Снимая постельное бельё, он периферическим зрением уловил, украдкой на него брошенный, завистливый взгляд проснувшегося, но ещё не вставшего, Дмитрия, который по срокам должен будет выписываться следующим.

Вскоре, встав с постели, поначалу безмолвствовавший Дима, всё же выдавил из себя:

– «Доброе утро!».

Платон ответил, а про себя подумал: О! Ещё не всё потеряно!

Впрочем, относительно Дмитрия Константиновича, он был всё-таки спокоен по части культуры общения того, ибо слышал его возмущённые высказывания по поводу невежливости многих людей, в частности беспардонности и хамства многих женщин.

Последняя ночь на редкость прошла тихо. Никто не храпел и не пердел, почти.

– «Видимо лечение пошло на пользу?!» – лёгкой иронией отметился Дмитрий на информацию об этом Платона.

И только один, толком не спавший Платон, знал сокровенное, что поначалу ночи храпом всё-таки отметился Владимир, а порчением и так спёрнутого воздуха теперь уже и самый молодой Николай. Платона поразила разница между группами его сопалатников. Если первая любила юмор и свежий воздух, явно способствовавшие хорошему настроению и выздоровлению, то вторая, первоначально – закрытые окна и брюзжание по поводу своих болячек – явные признаки загнивания души и тела.

Но Платон заметил, что день ото дня у них стала возрастать потребность и в свежем воздухе, и в юморе.

Дай-то бог! – мысленно пожелал он коллегам дальнейшего процветания.

– «Ну, ладно! Завтрак ведь на носу» – объявил всем более расположенный к иронии Дмитрий.

– «Надо и нос почистить!» – поддержал того Платон.

Вскоре он объявил коллегам, что можно идти в столовую, народу мало. Но никто даже не пошевелился, что вызвало не только удивление, но и раздражение ветерана палаты.

У людей, не принимающих чужой опыт, предполагается отсутствие здравого ума.

Это в полной мере можно было отнести и к новым соседям Платона по палате. На его конкретные советы по-поводу времени еды, уколов и прочего, они не реагировали. Словно Платон здесь не был в течение почти месяца.
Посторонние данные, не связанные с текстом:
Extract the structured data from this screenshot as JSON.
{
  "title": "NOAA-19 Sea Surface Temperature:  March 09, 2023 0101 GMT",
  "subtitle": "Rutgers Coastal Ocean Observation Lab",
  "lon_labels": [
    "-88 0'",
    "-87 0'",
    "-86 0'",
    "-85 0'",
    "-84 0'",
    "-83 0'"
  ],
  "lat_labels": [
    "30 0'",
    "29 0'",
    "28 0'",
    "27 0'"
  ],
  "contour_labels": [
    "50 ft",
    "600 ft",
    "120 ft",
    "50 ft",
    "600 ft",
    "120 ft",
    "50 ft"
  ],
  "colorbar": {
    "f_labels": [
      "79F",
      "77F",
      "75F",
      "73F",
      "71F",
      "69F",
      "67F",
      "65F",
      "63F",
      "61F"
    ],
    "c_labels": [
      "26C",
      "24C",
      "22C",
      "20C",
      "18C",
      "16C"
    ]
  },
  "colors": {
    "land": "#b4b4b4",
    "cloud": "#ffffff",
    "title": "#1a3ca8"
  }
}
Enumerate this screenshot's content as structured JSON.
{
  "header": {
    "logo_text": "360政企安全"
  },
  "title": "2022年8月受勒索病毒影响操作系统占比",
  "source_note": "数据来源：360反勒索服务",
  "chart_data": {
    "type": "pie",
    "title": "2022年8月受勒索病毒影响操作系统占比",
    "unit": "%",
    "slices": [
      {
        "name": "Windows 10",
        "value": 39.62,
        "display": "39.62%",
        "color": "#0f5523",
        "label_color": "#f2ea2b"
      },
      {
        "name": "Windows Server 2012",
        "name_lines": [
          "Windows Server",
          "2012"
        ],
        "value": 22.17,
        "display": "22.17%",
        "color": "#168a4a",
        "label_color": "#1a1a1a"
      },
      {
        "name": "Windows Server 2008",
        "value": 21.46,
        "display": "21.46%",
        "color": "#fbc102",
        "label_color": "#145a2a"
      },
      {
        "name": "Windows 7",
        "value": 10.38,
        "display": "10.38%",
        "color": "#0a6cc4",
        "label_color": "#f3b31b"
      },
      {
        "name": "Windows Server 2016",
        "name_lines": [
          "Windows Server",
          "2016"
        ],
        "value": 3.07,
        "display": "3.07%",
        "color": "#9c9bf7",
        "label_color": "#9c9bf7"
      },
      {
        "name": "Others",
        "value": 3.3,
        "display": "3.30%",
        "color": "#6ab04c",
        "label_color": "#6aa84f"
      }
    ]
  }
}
А! Понятно! Они хотят сами приобрести свой опыт! – решил он.

После завтрака и последних физкультурных процедур Платон был приглашён лечащим врачом Людмилой Викторовной за выпиской.

С любовью глядя в его глаза, она подробно объяснила ему всё необходимое, в заключение объявив, что ждёт его на следующий год, а оставшееся сегодняшнее время до получения документов, в том числе и обед – его.

Выписку и закрытый больничный лист сестра-хозяйка Людмила Яковлевна принесла даже раньше обычного. Ведь до этого Платон успел по её просьбе обрезать и замазать макушку ещё одного растения из другого вестибюля.

А на место Платона прибыл уже очередной больной.

Лечебный поток не прерывался ни на день, ни на койко-место!